Ketiga warga itu mengeluhkan perkara lahan penghidupan mereka seluas sekitar 5.930 hektare—persawahan, perkebunan, peternakan, dan kawasan tanah adat—yang diklaim sepihak menjadi bank tanah.

Eva mendengarkan keluhan warga dengan saksama. Sesekali, ia menuliskan informasi yang baru didengarnya pada satu buku catatan kecil. “Saya meneguhkan diri untuk berjuang bersama masyarakat Watutau, merebut kembali lahan garapan mereka,” tulis Eva lewat akun media sosialnya.

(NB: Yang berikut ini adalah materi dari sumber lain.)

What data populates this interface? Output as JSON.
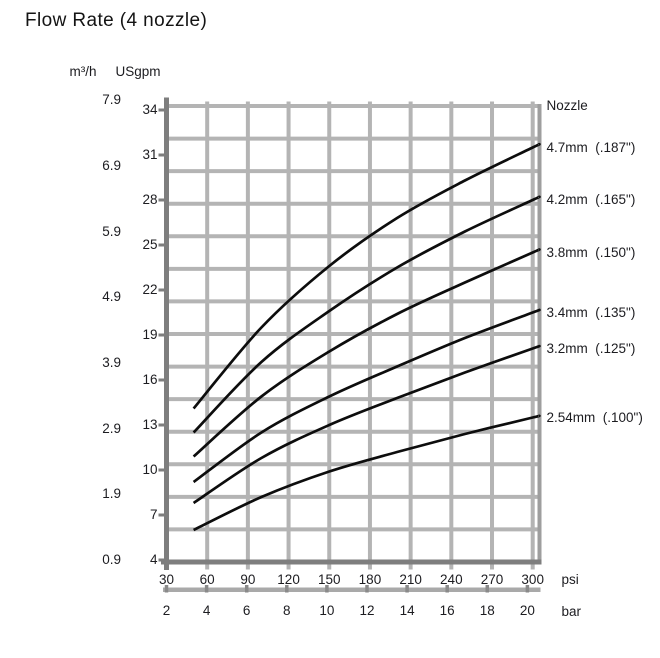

Pemilik nama lengkap Eva Hanafi Susanti Bande ini memang dikenal sebagai aktivis dan pejuang agraria. Ia sudah memulai kiprahnya sebagai aktivis tatkala jadi mahasiswa Fakultas Ilmu Sosial dan Ilmu Politik, Universitas Tadulako pada 1998.

Dua tahun setelahnya, hadir persoalan masyarakat di Kecamatan Batui. Warga Batui protes terhadap PT Kurnia Luwuk Sejati (KLS), korporasi sawit milik Murad Husain—konglomerat asal Sulawesi Tengah. 

Selama bertahun-tahun, Eva mendampingi perjuangan warga Batui. Puncaknya terjadi pada 26 Mei 2010, saat protes warga berujung bentrokan dengan aparat. Bersama dengan 23 orang lainnya, Eva pun dituding sebagai provokator. 

Ia ditangkap, dan divonis 4,5 tahun penjara. Namun, pada 22 April 2014, Eva beroleh grasi dari Presiden Jokowi. Setahun lepas bebas, kesetian Eva berjuang dalam gerakan agraria berbalas Yap Thiam Hien Award—penghargaan bagi para pejuang HAM di Indonesia.

Kini Eva mengintip peluang untuk berjuang di lapangan yang berbeda. Ia memilih terjun ke politik praktis jelang Pemilu 2024. Eva memutuskan untuk bertanding memperebutkan kursi Dewan Perwakilan Daerah (DPD) dari Sulawesi Tengah dalam pemilu mendatang.

“Tadinya saya berpikir tidak mengikuti kontestasi di Pemilu 2024. Namun masyarakat di berbagai daerah yang pernah saya advokasi kasusnya, meminta saya untuk maju lewat jalur partai,” ungkap Eva kepada Tutura.Id, Selasa (24/5/2023).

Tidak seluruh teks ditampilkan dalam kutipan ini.